È proprio il concetto di ordine che sta al centro delle analisi più acute menti dei nostri tempi: quella di Ilya Prigogine. La sistematica riduzione dell'oggetto di ricerca a qualcosa di statico, non soggetto a variazioni, pone il metodo scientifico classico di fronte a un problema. Il fatto che l'obbiettivo finale della ricerca scientifica sia quello di giungere a una legge invariabile stabilisce di contro che tutto ciò che varia non può essere considerato come scientifico. Ma la realtà non è composta da elementi semplici, strutturati e stabili bensì da parti in continua evoluzione. Fin dall'Ottocento si dà per scontato che ogni sistema è in uno stato di omeostasi: è in continuo rapporto con ciò che vi sta fuori, in altre parole è aperto. Se diamo per certo che i sistemi sono sempre aperti allora le teorie che li descrivono devono essere allo stesso modo fluide, in divenire e quindi necessariamente incomplete.
In questo senso è interessante la riflessione di Heisenberg che dichiara l'impossibilità di esaurire la realtà all'interno di una teoria. Per il fisico tedesco una teoria può essere chiusa, come nel caso di quella newtoniana, ma non può essere completa perché inevitabilmente l'oggetto a cui si riferisce viene meno nelle sue interrelazioni interne, con gli oggetti che lo compongono, ed esterne, con gli oggetti che lo circondano.[16]
La condizione per comprendere la realtà è quindi necessariamente storica. Una storia cronica e sincronica allo stesso tempo che mostra come la realtà sia sempre in divenire: in altre parole è evento. Occorre ripensare il metodo che sta alla base del processo di intelligence a partire dall’evento e dalla sua eccezionalità, dalla sua capacità di generare il nuovo, il non ancora sperimentato.
Note
[1] Non è un caso che la rivista ufficiale dell'intelligence italiana si chiami Gnosis https://gnosis.aisi.gov.it/.

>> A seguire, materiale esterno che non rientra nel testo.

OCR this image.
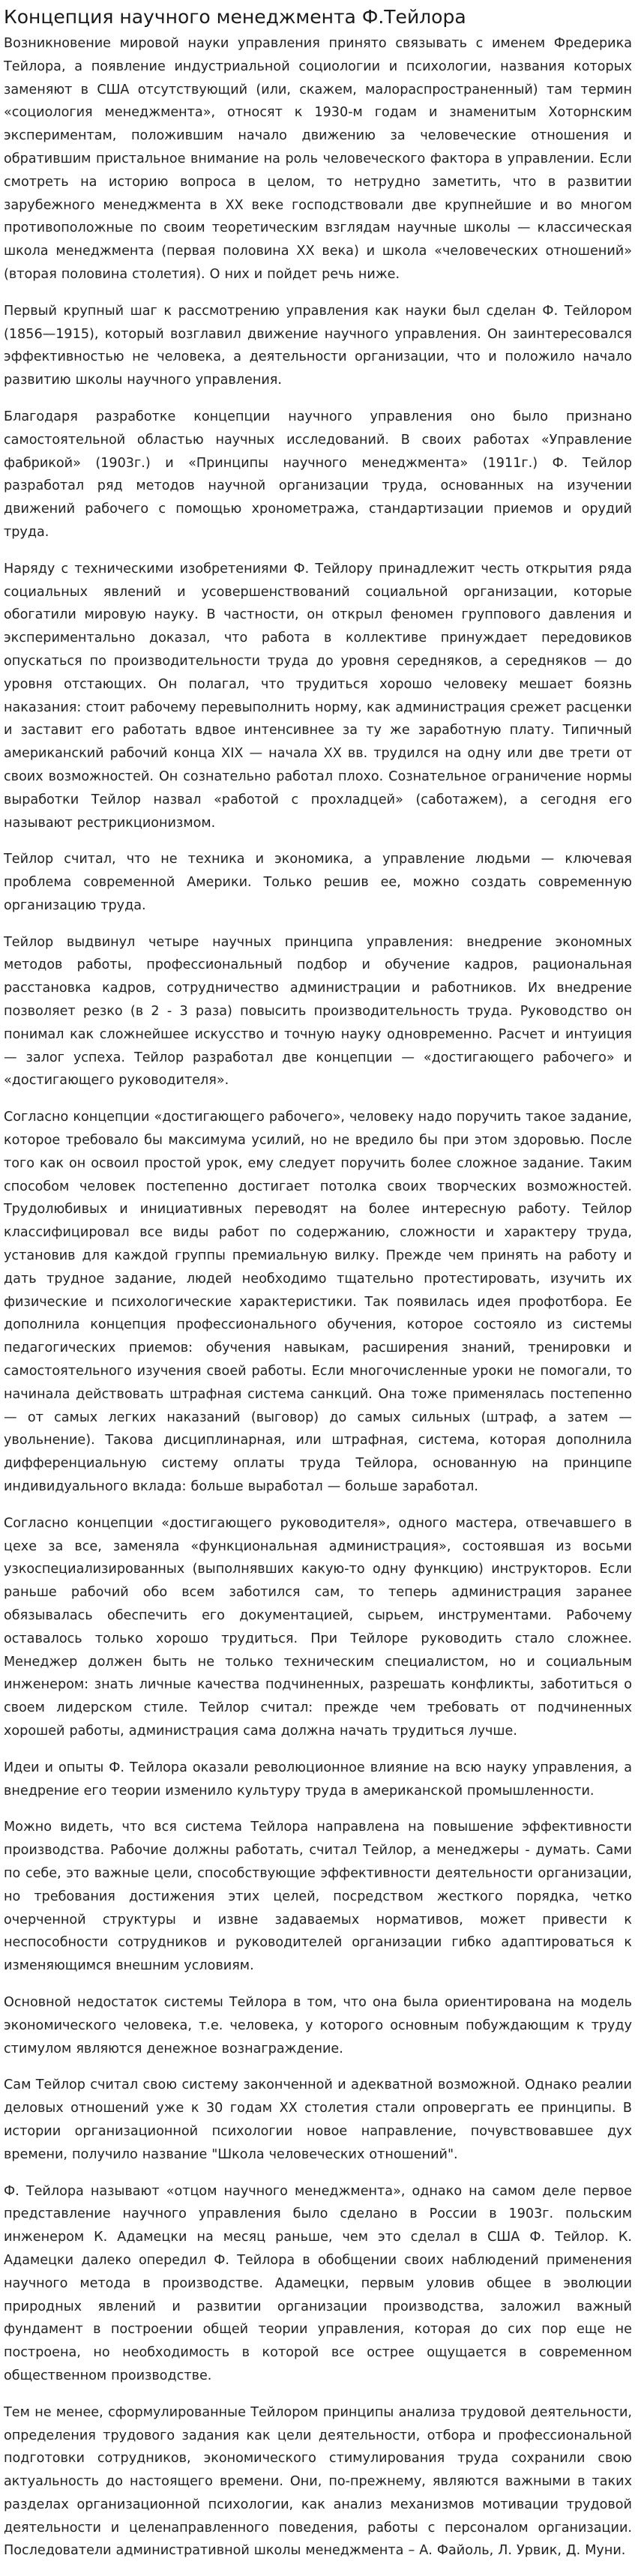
Концепция научного менеджмента Ф.Тейлора

Возникновение мировой науки управления принято связывать с именем Фредерика Тейлора, а появление индустриальной социологии и психологии, названия которых заменяют в США отсутствующий (или, скажем, малораспространенный) там термин «социология менеджмента», относят к 1930-м годам и знаменитым Хоторнским экспериментам, положившим начало движению за человеческие отношения и обратившим пристальное внимание на роль человеческого фактора в управлении. Если смотреть на историю вопроса в целом, то нетрудно заметить, что в развитии зарубежного менеджмента в XX веке господствовали две крупнейшие и во многом противоположные по своим теоретическим взглядам научные школы — классическая школа менеджмента (первая половина XX века) и школа «человеческих отношений» (вторая половина столетия). О них и пойдет речь ниже.

Первый крупный шаг к рассмотрению управления как науки был сделан Ф. Тейлором (1856—1915), который возглавил движение научного управления. Он заинтересовался эффективностью не человека, а деятельности организации, что и положило начало развитию школы научного управления.

Благодаря разработке концепции научного управления оно было признано самостоятельной областью научных исследований. В своих работах «Управление фабрикой» (1903г.) и «Принципы научного менеджмента» (1911г.) Ф. Тейлор разработал ряд методов научной организации труда, основанных на изучении движений рабочего с помощью хронометража, стандартизации приемов и орудий труда.

Наряду с техническими изобретениями Ф. Тейлору принадлежит честь открытия ряда социальных явлений и усовершенствований социальной организации, которые обогатили мировую науку. В частности, он открыл феномен группового давления и экспериментально доказал, что работа в коллективе принуждает передовиков опускаться по производительности труда до уровня середняков, а середняков — до уровня отстающих. Он полагал, что трудиться хорошо человеку мешает боязнь наказания: стоит рабочему перевыполнить норму, как администрация срежет расценки и заставит его работать вдвое интенсивнее за ту же заработную плату. Типичный американский рабочий конца XIX — начала XX вв. трудился на одну или две трети от своих возможностей. Он сознательно работал плохо. Сознательное ограничение нормы выработки Тейлор назвал «работой с прохладцей» (саботажем), а сегодня его называют рестрикционизмом.

Тейлор считал, что не техника и экономика, а управление людьми — ключевая проблема современной Америки. Только решив ее, можно создать современную организацию труда.

Тейлор выдвинул четыре научных принципа управления: внедрение экономных методов работы, профессиональный подбор и обучение кадров, рациональная расстановка кадров, сотрудничество администрации и работников. Их внедрение позволяет резко (в 2 - 3 раза) повысить производительность труда. Руководство он понимал как сложнейшее искусство и точную науку одновременно. Расчет и интуиция — залог успеха. Тейлор разработал две концепции — «достигающего рабочего» и «достигающего руководителя».

Согласно концепции «достигающего рабочего», человеку надо поручить такое задание, которое требовало бы максимума усилий, но не вредило бы при этом здоровью. После того как он освоил простой урок, ему следует поручить более сложное задание. Таким способом человек постепенно достигает потолка своих творческих возможностей. Трудолюбивых и инициативных переводят на более интересную работу. Тейлор классифицировал все виды работ по содержанию, сложности и характеру труда, установив для каждой группы премиальную вилку. Прежде чем принять на работу и дать трудное задание, людей необходимо тщательно протестировать, изучить их физические и психологические характеристики. Так появилась идея профотбора. Ее дополнила концепция профессионального обучения, которое состояло из системы педагогических приемов: обучения навыкам, расширения знаний, тренировки и самостоятельного изучения своей работы. Если многочисленные уроки не помогали, то начинала действовать штрафная система санкций. Она тоже применялась постепенно — от самых легких наказаний (выговор) до самых сильных (штраф, а затем — увольнение). Такова дисциплинарная, или штрафная, система, которая дополнила дифференциальную систему оплаты труда Тейлора, основанную на принципе индивидуального вклада: больше выработал — больше заработал.

Согласно концепции «достигающего руководителя», одного мастера, отвечавшего в цехе за все, заменяла «функциональная администрация», состоявшая из восьми узкоспециализированных (выполнявших какую-то одну функцию) инструкторов. Если раньше рабочий обо всем заботился сам, то теперь администрация заранее обязывалась обеспечить его документацией, сырьем, инструментами. Рабочему оставалось только хорошо трудиться. При Тейлоре руководить стало сложнее. Менеджер должен быть не только техническим специалистом, но и социальным инженером: знать личные качества подчиненных, разрешать конфликты, заботиться о своем лидерском стиле. Тейлор считал: прежде чем требовать от подчиненных хорошей работы, администрация сама должна начать трудиться лучше.

Идеи и опыты Ф. Тейлора оказали революционное влияние на всю науку управления, а внедрение его теории изменило культуру труда в американской промышленности.

Можно видеть, что вся система Тейлора направлена на повышение эффективности производства. Рабочие должны работать, считал Тейлор, а менеджеры - думать. Сами по себе, это важные цели, способствующие эффективности деятельности организации, но требования достижения этих целей, посредством жесткого порядка, четко очерченной структуры и извне задаваемых нормативов, может привести к неспособности сотрудников и руководителей организации гибко адаптироваться к изменяющимся внешним условиям.

Основной недостаток системы Тейлора в том, что она была ориентирована на модель экономического человека, т.е. человека, у которого основным побуждающим к труду стимулом являются денежное вознаграждение.

Сам Тейлор считал свою систему законченной и адекватной возможной. Однако реалии деловых отношений уже к 30 годам XX столетия стали опровергать ее принципы. В истории организационной психологии новое направление, почувствовавшее дух времени, получило название "Школа человеческих отношений".

Ф. Тейлора называют «отцом научного менеджмента», однако на самом деле первое представление научного управления было сделано в России в 1903г. польским инженером К. Адамецки на месяц раньше, чем это сделал в США Ф. Тейлор. К. Адамецки далеко опередил Ф. Тейлора в обобщении своих наблюдений применения научного метода в производстве. Адамецки, первым уловив общее в эволюции природных явлений и развитии организации производства, заложил важный фундамент в построении общей теории управления, которая до сих пор еще не построена, но необходимость в которой все острее ощущается в современном общественном производстве.

Тем не менее, сформулированные Тейлором принципы анализа трудовой деятельности, определения трудового задания как цели деятельности, отбора и профессиональной подготовки сотрудников, экономического стимулирования труда сохранили свою актуальность до настоящего времени. Они, по-прежнему, являются важными в таких разделах организационной психологии, как анализ механизмов мотивации трудовой деятельности и целенаправленного поведения, работы с персоналом организации. Последователи административной школы менеджмента – А. Файоль, Л. Урвик, Д. Муни.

[2] Presidenza del Consiglio dei Ministri Glossario di intelligence. Il linguaggio degli organi informativi, Roma 2012. https://www.sicurezzanazionale.gov.it/sisr.nsf/wp-content/uploads/2013/12/Glossario-intelligence-2013.pdf
[3] Secondo la famosa definizione di Von Clausewitz «La tattica è dunque la dottrina dell’impiego delle forze armate nel combattimento, la strategia è la dottrina nell’uso dei combattimenti per lo scopo della guerra». Vedi in merito il classico del 1837 C. Clausewitz Della guerra, Einaudi, Torino 1998.
[4] C. Masci e L. Piacentini, L’Intelligence fra conflitti e mediazione, Cacucci Editore, Bari, 2010, pagg. 116- 123.
[5] Presidenza del Consiglio dei Ministri Glossario di intelligence. Il linguaggio degli organi informativi. Cit.
[6] Secondo i protocolli NATO, il ciclo di intelligence comprende le fasi di direzione, raccolta, elaborazione e diffusione, come delineato nell'AJP-2.1 (Allied Joint Doctrine for Intelligence, Surveillance and Reconnaissance). jadl.act.nato.int
[7] Ibidem.
[8] Vedi H. Butterfield Le origini della scienza moderna, Il Mulino, Bologna 1998.
[9] G. Soi, e D. Antiseri, Intelligence e metodo scientifico, Soveria Mannelli, Rubbettino, 2014.
[10] K. R. Popper, La teoria del pensiero oggettivo, in Conoscenza oggettiva, Armando, Roma, 1975, pag. 242.
[11] K. R. Popper, Il futuro è aperto, Milano, Bompiani, 2002. p. 62
[12] Ibidem pag. 75
[13] Ibidem pag. 40
[14] P. K. Feyerabend, Contro il metodo. Abbozzo di una teoria anarchica della conoscenza, Milano, Bompiani, 2011 pag.16
[15] R. Cartesio Opere filosofiche, vol I, Laterza, Roma-Bari 1998, p.303.
[16] Vedi W. Heisenberg, Il concetto di teoria chiusa nella scienza in Oltre le frontiere della scienza, Editori Riuniti, Roma 1984.